La Commission nationale des droits de l’Homme incluant le Comité pour la prévention de la torture (CNDH-CPT) suit avec une préoccupation croissante les répercussions sociales et en matière de droits humains résultant du monopole des droits de diffusion des grands événements sportifs et du coût élevé des abonnements imposés au public libanais, parallèlement aux mesures prises pour bloquer plusieurs plateformes de diffusion non autorisées sur la base de décisions judiciaires et administratives.
Dans ce contexte, la Commission rappelle que le droit de participer à la vie culturelle et récréative et de bénéficier des avancées scientifiques et technologiques est un droit reconnu par le droit international des droits de l’Homme, notamment par l’article 27 de la Déclaration universelle des droits de l’Homme et l’article 15 du Pacte international relatif aux droits économiques, sociaux et culturels, auxquels le Liban est partie.
Le monopole des droits de diffusion par un nombre limité d’entreprises privées, combiné à des frais d’abonnement souvent supérieurs au pouvoir d’achat de la majorité des citoyens libanais, a transformé le suivi du sport mondial d’une activité sociale et culturelle fédératrice en un privilège réservé à une minorité. Cette situation constitue un obstacle réel à l’exercice égal des droits culturels et récréatifs et renforce les inégalités sociales ainsi que l’exclusion numérique.
Par ailleurs, de nombreux citoyens se trouvent contraints de recourir à des plateformes de diffusion non autorisées comme seule alternative pour suivre ces événements. Or, ces plateformes ne respectent généralement pas les normes minimales de sécurité numérique et exposent les utilisateurs à de multiples risques, notamment les logiciels malveillants, les tentatives d’hameçonnage, le vol de données personnelles et le piratage des appareils électroniques, constituant ainsi une menace directe pour le droit à la vie privée et à la sécurité numérique.

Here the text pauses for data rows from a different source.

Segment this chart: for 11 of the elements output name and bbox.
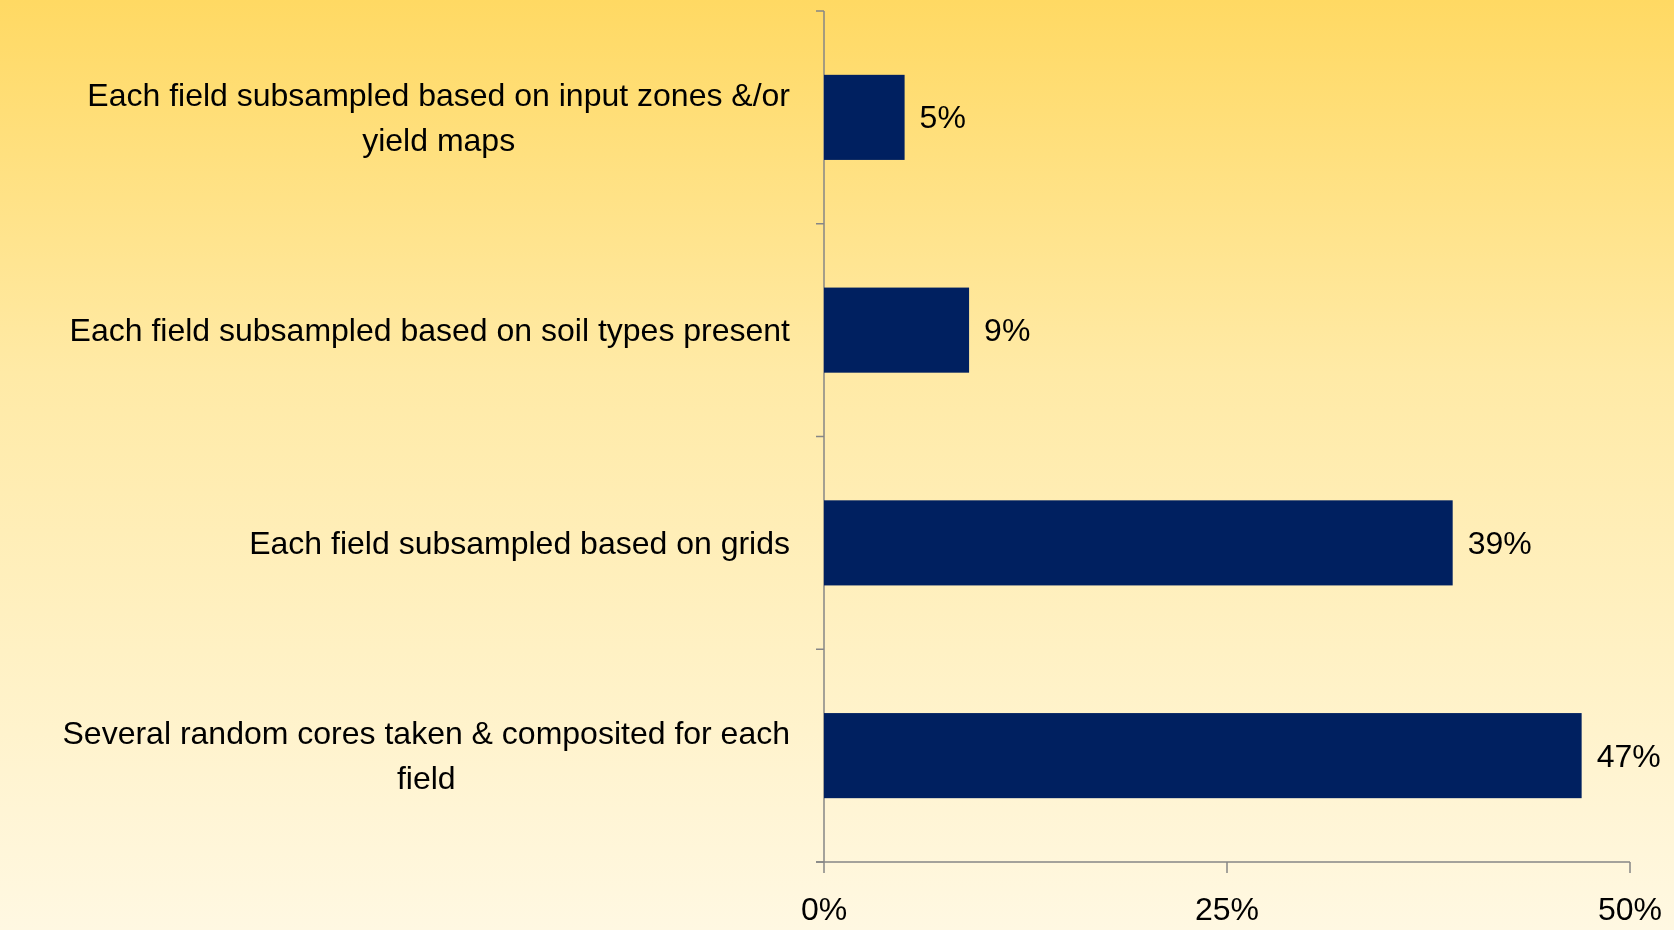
- data-label: 9%: [984, 312, 1031, 349]
- data-label: 47%: [1596, 737, 1661, 774]
- x-tick-label: 50%: [1597, 891, 1663, 927]
- data-label: 39%: [1467, 524, 1532, 561]
- y-tick-label: Several random cores taken & composited for each field: [62, 715, 790, 797]
- data-label: 5%: [919, 99, 966, 136]
- y-tick-label: Each field subsampled based on grids: [249, 524, 790, 561]
- y-tick-label: Each field subsampled based on soil types present: [69, 312, 791, 349]
- x-tick-label: 25%: [1194, 891, 1260, 927]
- y-tick-label: Each field subsampled based on input zones &/or yield maps: [87, 76, 791, 158]
- x-tick-label: 0%: [800, 891, 848, 927]
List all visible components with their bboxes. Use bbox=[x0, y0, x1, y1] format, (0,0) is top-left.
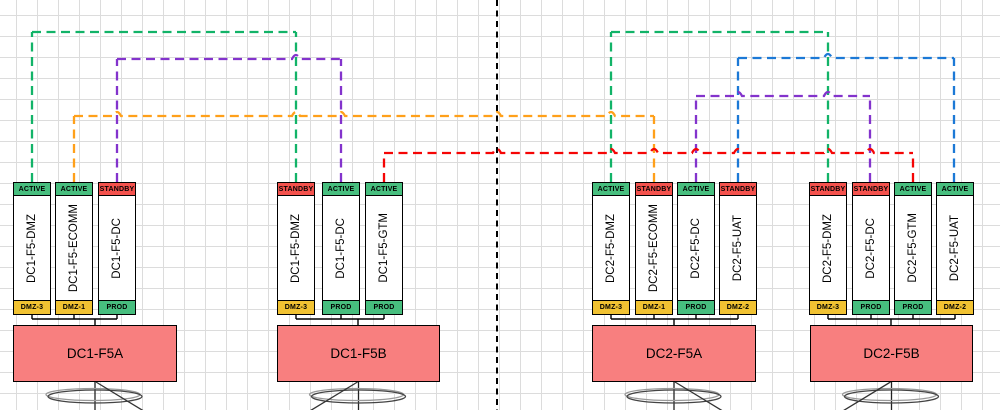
ha-link-ecomm-pair bbox=[72, 110, 656, 182]
instance-label: DC1-F5-DC bbox=[111, 217, 123, 279]
network-ring-symbol bbox=[841, 381, 940, 410]
zone-badge: PROD bbox=[365, 300, 403, 315]
zone-badge: DMZ-2 bbox=[936, 300, 974, 315]
zone-badge: DMZ-1 bbox=[55, 300, 93, 315]
instance-label: DC2-F5-GTM bbox=[907, 213, 919, 283]
instance-body: DC1-F5-ECOMM bbox=[55, 194, 93, 302]
instance-label: DC2-F5-DMZ bbox=[822, 213, 834, 283]
instance-label: DC1-F5-DC bbox=[335, 217, 347, 279]
ha-link-dc1-dmz-pair bbox=[30, 30, 298, 182]
f5-instance: STANDBY DC2-F5-UAT DMZ-2 bbox=[719, 182, 757, 315]
host-box: DC1-F5A bbox=[13, 325, 177, 382]
instance-body: DC1-F5-DMZ bbox=[13, 194, 51, 302]
group-connector-bracket bbox=[295, 315, 385, 325]
instance-body: DC2-F5-DC bbox=[677, 194, 715, 302]
zone-badge: DMZ-3 bbox=[592, 300, 630, 315]
network-ring-symbol bbox=[45, 381, 144, 410]
f5-instance: ACTIVE DC2-F5-DC PROD bbox=[677, 182, 715, 315]
instance-body: DC2-F5-DC bbox=[852, 194, 890, 302]
instance-label: DC1-F5-DMZ bbox=[26, 213, 38, 283]
group-connector-bracket bbox=[827, 315, 956, 325]
zone-badge: PROD bbox=[322, 300, 360, 315]
f5-instance: STANDBY DC2-F5-DMZ DMZ-3 bbox=[809, 182, 847, 315]
instance-label: DC1-F5-GTM bbox=[378, 213, 390, 283]
instance-body: DC1-F5-DC bbox=[322, 194, 360, 302]
instance-body: DC1-F5-GTM bbox=[365, 194, 403, 302]
host-box: DC2-F5A bbox=[592, 325, 756, 382]
zone-badge: DMZ-2 bbox=[719, 300, 757, 315]
group-connector-bracket bbox=[31, 315, 118, 325]
zone-badge: DMZ-3 bbox=[277, 300, 315, 315]
host-box: DC1-F5B bbox=[277, 325, 440, 382]
f5-instance: ACTIVE DC2-F5-GTM PROD bbox=[894, 182, 932, 315]
zone-badge: DMZ-3 bbox=[13, 300, 51, 315]
f5-instance: STANDBY DC2-F5-ECOMM DMZ-1 bbox=[635, 182, 673, 315]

La Commission estime que la réponse à cette problématique ne doit pas se limiter à une approche technique fondée sur le blocage des plateformes. Elle doit également s’inscrire dans des politiques publiques équilibrées, conciliant la protection des droits de propriété intellectuelle d’une part, et la garantie de l’accès du public à des contenus présentant une importance sociale et culturelle d’autre part.
La Commission recommande dès lors les mesures suivantes :
Premièrement : Renforcer un accès public et équitable
Mettre en place des cadres réglementaires ou des accords locaux obligeant les détenteurs des droits de diffusion à proposer des offres de base à des tarifs abordables pour les grands événements sportifs, afin de garantir que les personnes à faibles revenus ne soient pas exclues de leur accès.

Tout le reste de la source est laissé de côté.